The episode then proceeds to switch between two storylines. Dean, in heaven, and Sam, on earth. Dean reconnects with the character Bobby Singer, who informs him that heaven has changed — it is no longer a replay of your happiest memories, but a true ongoing paradise. There are references to characters from previous seasons, including Sam and Dean’s own parents, but we do not get to actually see any of them. There is an off-hand reference to the idea that Castiel may now be alive again, but it’s so vague that for many fans, it is no different than if he had just stayed dead. We never see the fan-favorite character, never properly say goodbye to him, and in fact, Dean himself never even utters his name in the finale. It seems any chance at canonical representation from the two simply won’t happen, and “bury your gays” persists. Rather than visit any of the characters that fans had come to love who built the world of the show, Dean opts to go for a long drive alone.

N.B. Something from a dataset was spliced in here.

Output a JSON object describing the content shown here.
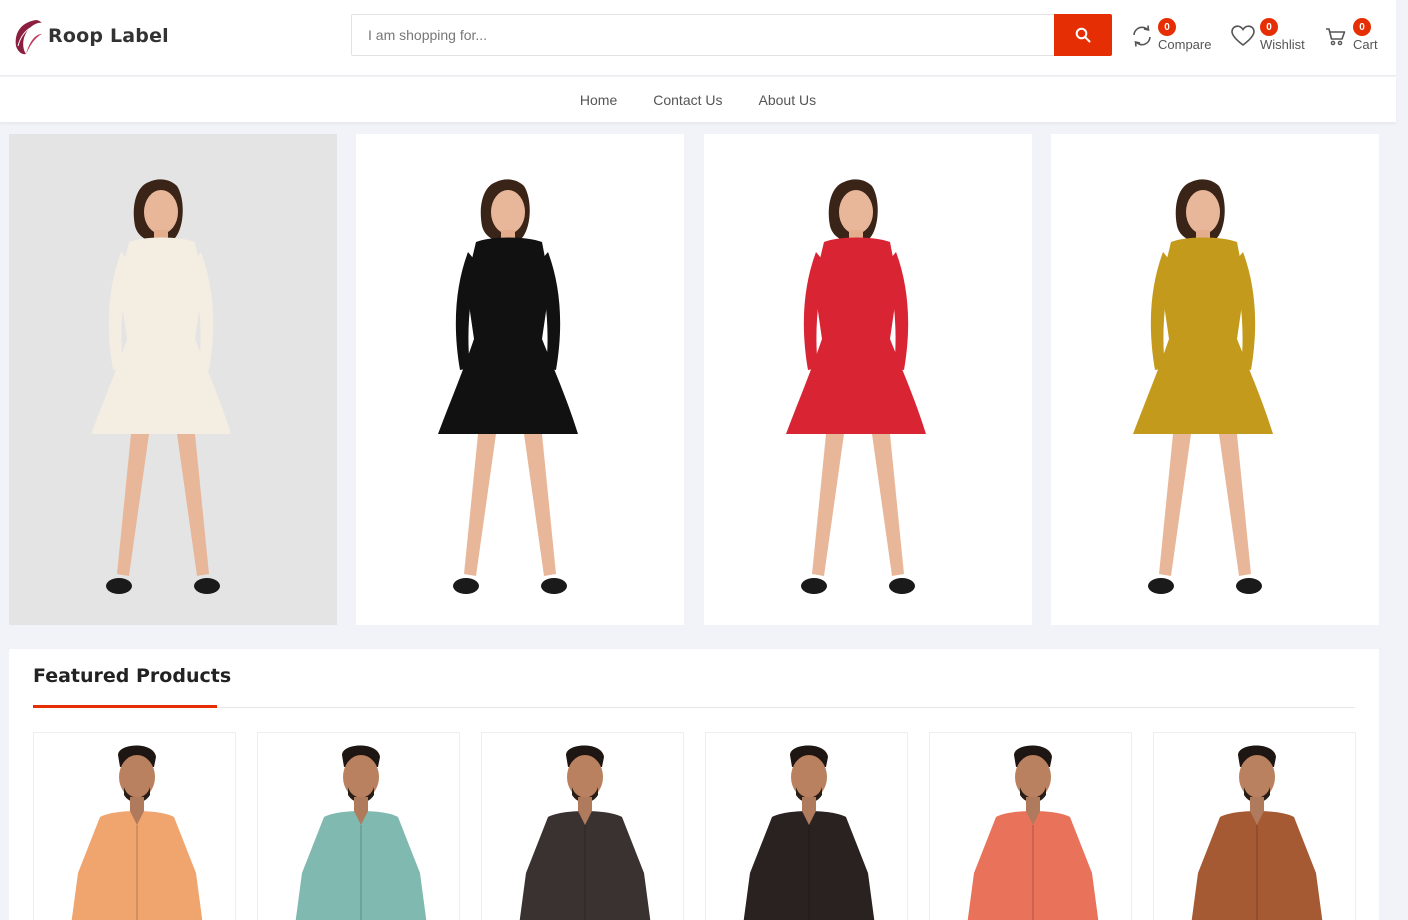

Dean’s heaven feels empty, but Earth only feels emptier. Sam gives Dean a “funeral,” which quite literally no one attends, in an odd writing choice. It seems Sam didn’t even inform any of their friends or allies about his brother’s passing. A montage of Sam continuing to hunt then starts. He eventually settles down with an unnamed faceless woman who we only see standing in the blurry background of some shots. It’s another odd choice, considering that Sam already had a love interest that season, a deaf hunter named Eileen played by deaf actress Shoshannah Stern. Sam names his child Dean, a fact that is subtly conveyed to the audience by having it written in large letters on his clothing. Sam grows old in some truly awful old-age makeup and wigs, and then eventually dies, with only his son in the room. There is no further mention of his blurry wife, nor any of his friends. Again, emptiness. Dean finishes his drive, Sam appears in heaven, the two hug, the end.

So where does that leave us? Well, for most fans, it leaves us disappointed. While much of the vacant feeling caused by a lack of supporting characters has been blamed on COVID restrictions placing a limit on who could be on set, Samantha Ferris, who played Ellen Harvelle, a fan-favorite character who appeared by name only in the finale, revealed that she had never been contacted about being in the finale, even pre-quarantine, suggesting that the emptiness of the finale was the plan from the start.

The fact of the matter is that the showrunners of Supernatural seem to always want different things than the fans do. To them, the brothers are the show, and to the fans, it’s the interactions between the brothers and the patchwork family they’ve built over the years that give the show its heart. This finale was for the writers, not the fans.

If there’s one thing the finale has revealed to me, it’s that the show was always like that. From introducing the character of Becky to parody the female fans of the show, (worth noting that in one episode she critiques a possible ending to the series that feels eerily similar to the one we got), to actively “queerbaiting” fans while continuing to write in homophobic dialgoue and avoid chances to provide canon LGBT+ representation, the show has been fighting against its own fans for almost as long as it has existed. Still, with “Despair” having come along, I think a lot of fans were hoping it might be different this time — that as the show ended, it would finally give fans just a little of what they wanted. But of course, it didn’t. No, the Supernatural finale did just about the worst thing a bad ending can do: make you feel stupid for ever caring in the first place.